Darf ich Sie mitnehmen auf eine Reise in die Vergangenheit? Diese Vergangenheit ist verborgen unter den vielen Ebenen der amerikanischen Einwanderer- Geschichte, so dass sich ihrer kaum einer mehr annimmt. Sie liegt ganz wörtlich unter dem Mörtel alter Häuser begraben. Im Jahr 1863, während der großen Welle der irischen Einwanderung in die Vereinigten Staaten, baute der Architekt Lukas Glockner ein mehrstöckiges Haus im damaligen „Klein Deutschland“, einem Stadtteil auf der Lower East Side von Manhattan. Den Namen trug die Gegend wegen der deutschen Immigranten, die sich hier angesiedelt hatten. Heute findet man in dem als East Village bezeichneten Stadtteil angesagte Boutiquen, Vintage-Läden und nette Cafés. Die Gebäude bestehen meist aus rotem Backstein und haben schwarze Feuerleitern, die fünf bis sechs Balkone verbinden.

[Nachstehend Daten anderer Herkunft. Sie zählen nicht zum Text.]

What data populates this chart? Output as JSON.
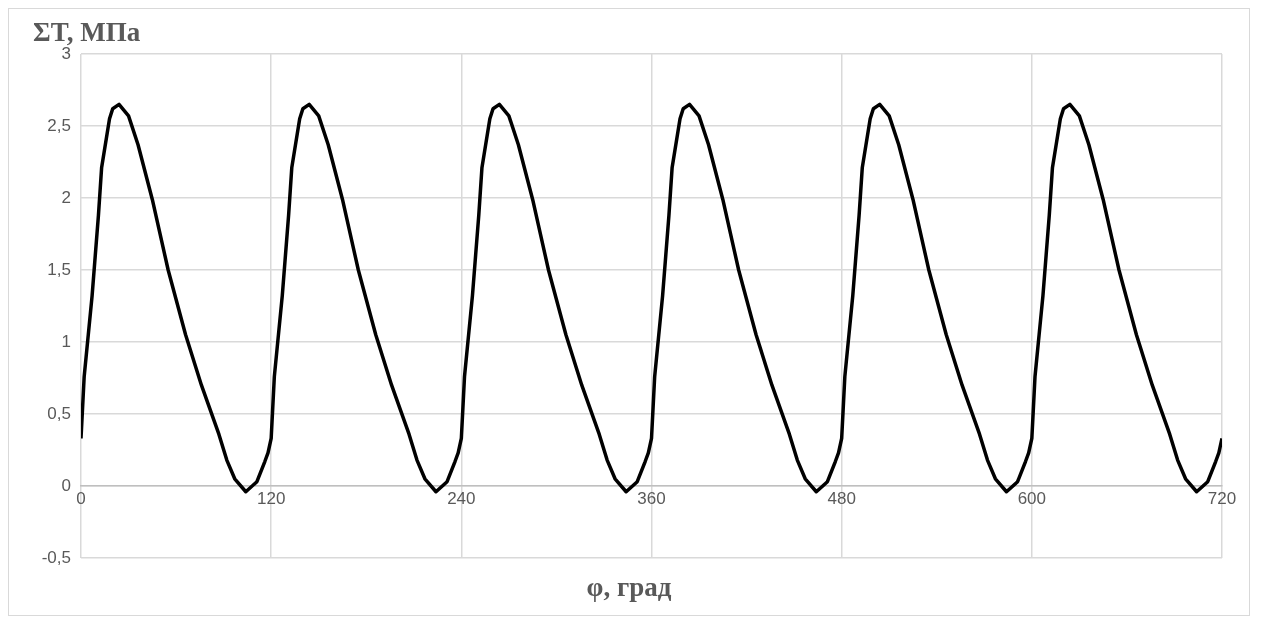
{
  "chart_data": {
    "type": "line",
    "ylabel": "ΣT, МПа",
    "xlabel": "φ, град",
    "x": [
      0,
      2,
      7,
      11,
      13,
      18,
      20,
      24,
      30,
      36,
      45,
      55,
      66,
      76,
      87,
      92,
      97,
      104,
      111,
      116,
      118,
      120,
      122,
      127,
      131,
      133,
      138,
      140,
      144,
      150,
      156,
      165,
      175,
      186,
      196,
      207,
      212,
      217,
      224,
      231,
      236,
      238,
      240,
      242,
      247,
      251,
      253,
      258,
      260,
      264,
      270,
      276,
      285,
      295,
      306,
      316,
      327,
      332,
      337,
      344,
      351,
      356,
      358,
      360,
      362,
      367,
      371,
      373,
      378,
      380,
      384,
      390,
      396,
      405,
      415,
      426,
      436,
      447,
      452,
      457,
      464,
      471,
      476,
      478,
      480,
      482,
      487,
      491,
      493,
      498,
      500,
      504,
      510,
      516,
      525,
      535,
      546,
      556,
      567,
      572,
      577,
      584,
      591,
      596,
      598,
      600,
      602,
      607,
      611,
      613,
      618,
      620,
      624,
      630,
      636,
      645,
      655,
      666,
      676,
      687,
      692,
      697,
      704,
      711,
      716,
      718,
      720
    ],
    "series": [
      {
        "color": "#000000",
        "values": [
          0.33,
          0.76,
          1.32,
          1.88,
          2.21,
          2.55,
          2.62,
          2.65,
          2.57,
          2.37,
          1.99,
          1.5,
          1.05,
          0.7,
          0.36,
          0.18,
          0.05,
          -0.04,
          0.03,
          0.17,
          0.23,
          0.33,
          0.76,
          1.32,
          1.88,
          2.21,
          2.55,
          2.62,
          2.65,
          2.57,
          2.37,
          1.99,
          1.5,
          1.05,
          0.7,
          0.36,
          0.18,
          0.05,
          -0.04,
          0.03,
          0.17,
          0.23,
          0.33,
          0.76,
          1.32,
          1.88,
          2.21,
          2.55,
          2.62,
          2.65,
          2.57,
          2.37,
          1.99,
          1.5,
          1.05,
          0.7,
          0.36,
          0.18,
          0.05,
          -0.04,
          0.03,
          0.17,
          0.23,
          0.33,
          0.76,
          1.32,
          1.88,
          2.21,
          2.55,
          2.62,
          2.65,
          2.57,
          2.37,
          1.99,
          1.5,
          1.05,
          0.7,
          0.36,
          0.18,
          0.05,
          -0.04,
          0.03,
          0.17,
          0.23,
          0.33,
          0.76,
          1.32,
          1.88,
          2.21,
          2.55,
          2.62,
          2.65,
          2.57,
          2.37,
          1.99,
          1.5,
          1.05,
          0.7,
          0.36,
          0.18,
          0.05,
          -0.04,
          0.03,
          0.17,
          0.23,
          0.33,
          0.76,
          1.32,
          1.88,
          2.21,
          2.55,
          2.62,
          2.65,
          2.57,
          2.37,
          1.99,
          1.5,
          1.05,
          0.7,
          0.36,
          0.18,
          0.05,
          -0.04,
          0.03,
          0.17,
          0.23,
          0.33
        ]
      }
    ],
    "xlim": [
      0,
      720
    ],
    "xticks": [
      0,
      120,
      240,
      360,
      480,
      600,
      720
    ],
    "ylim": [
      -0.5,
      3
    ],
    "yticks": [
      {
        "value": -0.5,
        "label": "-0,5"
      },
      0,
      {
        "value": 0.5,
        "label": "0,5"
      },
      1,
      {
        "value": 1.5,
        "label": "1,5"
      },
      2,
      {
        "value": 2.5,
        "label": "2,5"
      },
      3
    ],
    "grid": true,
    "legend": false,
    "marker": "none",
    "line_style": "solid"
  }
}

Die Gegend ist charmant mit ihren vielen kleineren Straßen, allerdings düster im Winter. Geht man weiter in Richtung Downtown, kommt man in einen modernen Bereich von Neuankömmlingen unter ihresgleichen: Chinatown.
Meinen Ausflug ins East Village verbinde ich mit einer Führung im Tenement Museum, die Einsicht über das Leben der irischen Immigranten im späten 19. Jahrhundert verspricht. „Tenement“ ist die englische Bezeichnung für Miet- oder Wohnhaus. Dem 1992 eröffneten Museum gehören mehrere Häuser aus dem späten 19. Jahrhundert, welche nur mit Führung zu besichtigen sind. Die Gründerinnen Ruth Abrams und Anita Johnson haben diese zu Ehren der Immigranten in Amerika gepachtet. Ich besuche heute die Tour „Irish Outsiders“, deren Titel die gesellschaftliche Position der Iren zur damaligen Zeit in einem Wort beschreibt. Die Gruppenleiterin stellt sich mit dem Namen Caily vor und bekennt, selbst zu einem Viertel irisch zu sein.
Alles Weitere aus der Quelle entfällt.